Stephen Yang / Reuters

"Our challenge every year is just to expand our ray of inclusivity, right?" she told Entertainment Tonight. "You can't just get there and say, 'We handled everyone.' There's always someone that you didn't represent, and every year we want to include more representation."

"I naturally root for the underdog, that's just me," Rihanna went on. "I've always been that way and maybe that's the thing that drives my passion for inclusivity."

Associated Press / Via youtube.com

"Like, no one is gonna think about her being beautiful, but to me, that needs to be represented as beautiful because we've only told them one story," she continued. "Their story matters, and that story makes someone at home say, 'Wait, they look just like me.
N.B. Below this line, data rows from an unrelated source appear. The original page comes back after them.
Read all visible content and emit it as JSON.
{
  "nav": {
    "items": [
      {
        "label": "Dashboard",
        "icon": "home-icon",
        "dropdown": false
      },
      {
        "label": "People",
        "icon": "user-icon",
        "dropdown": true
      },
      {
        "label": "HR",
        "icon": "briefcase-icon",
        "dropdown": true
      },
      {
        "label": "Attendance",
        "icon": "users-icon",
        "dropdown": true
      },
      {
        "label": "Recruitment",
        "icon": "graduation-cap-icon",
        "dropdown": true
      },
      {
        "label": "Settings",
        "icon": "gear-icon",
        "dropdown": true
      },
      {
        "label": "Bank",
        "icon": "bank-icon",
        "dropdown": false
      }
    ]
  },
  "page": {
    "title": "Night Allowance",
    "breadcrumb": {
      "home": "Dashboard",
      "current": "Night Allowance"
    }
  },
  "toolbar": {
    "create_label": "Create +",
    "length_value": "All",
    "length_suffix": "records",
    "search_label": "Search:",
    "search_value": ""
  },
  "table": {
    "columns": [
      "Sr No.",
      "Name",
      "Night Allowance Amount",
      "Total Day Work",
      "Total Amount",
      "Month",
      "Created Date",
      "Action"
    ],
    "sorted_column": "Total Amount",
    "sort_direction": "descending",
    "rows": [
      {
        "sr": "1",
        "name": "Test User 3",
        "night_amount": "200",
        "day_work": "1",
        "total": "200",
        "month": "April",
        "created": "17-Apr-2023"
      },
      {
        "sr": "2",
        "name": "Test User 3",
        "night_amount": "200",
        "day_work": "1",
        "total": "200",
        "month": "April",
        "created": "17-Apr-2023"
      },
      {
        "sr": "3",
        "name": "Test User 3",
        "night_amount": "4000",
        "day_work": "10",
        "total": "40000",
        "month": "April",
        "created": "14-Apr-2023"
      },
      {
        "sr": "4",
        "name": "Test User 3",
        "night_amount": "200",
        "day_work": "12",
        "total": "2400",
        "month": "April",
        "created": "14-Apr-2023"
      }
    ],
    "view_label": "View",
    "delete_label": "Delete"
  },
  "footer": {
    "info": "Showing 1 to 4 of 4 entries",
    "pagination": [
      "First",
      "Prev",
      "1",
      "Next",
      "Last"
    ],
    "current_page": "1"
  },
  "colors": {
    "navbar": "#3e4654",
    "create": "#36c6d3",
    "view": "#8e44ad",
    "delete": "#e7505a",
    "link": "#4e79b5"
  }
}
I'm just like them.'"

And, on top of that, Rihanna said that she also wanted to shine a spotlight on men in her upcoming lingerie show in the hopes of redefining the image associated with underwear campaigns.

Prime Video / Via youtube.com

"Men, especially, there's always a certain figure that represents them in this space of lingerie and loungewear and boxers and briefs," she told the Associated Press. "It's always a six-pack, or eight-pack. We're gonna have men of all different sizes, all different races. We're gonna have men feel included as well, because I think men have been left behind in the inclusion curve that's been happening recently."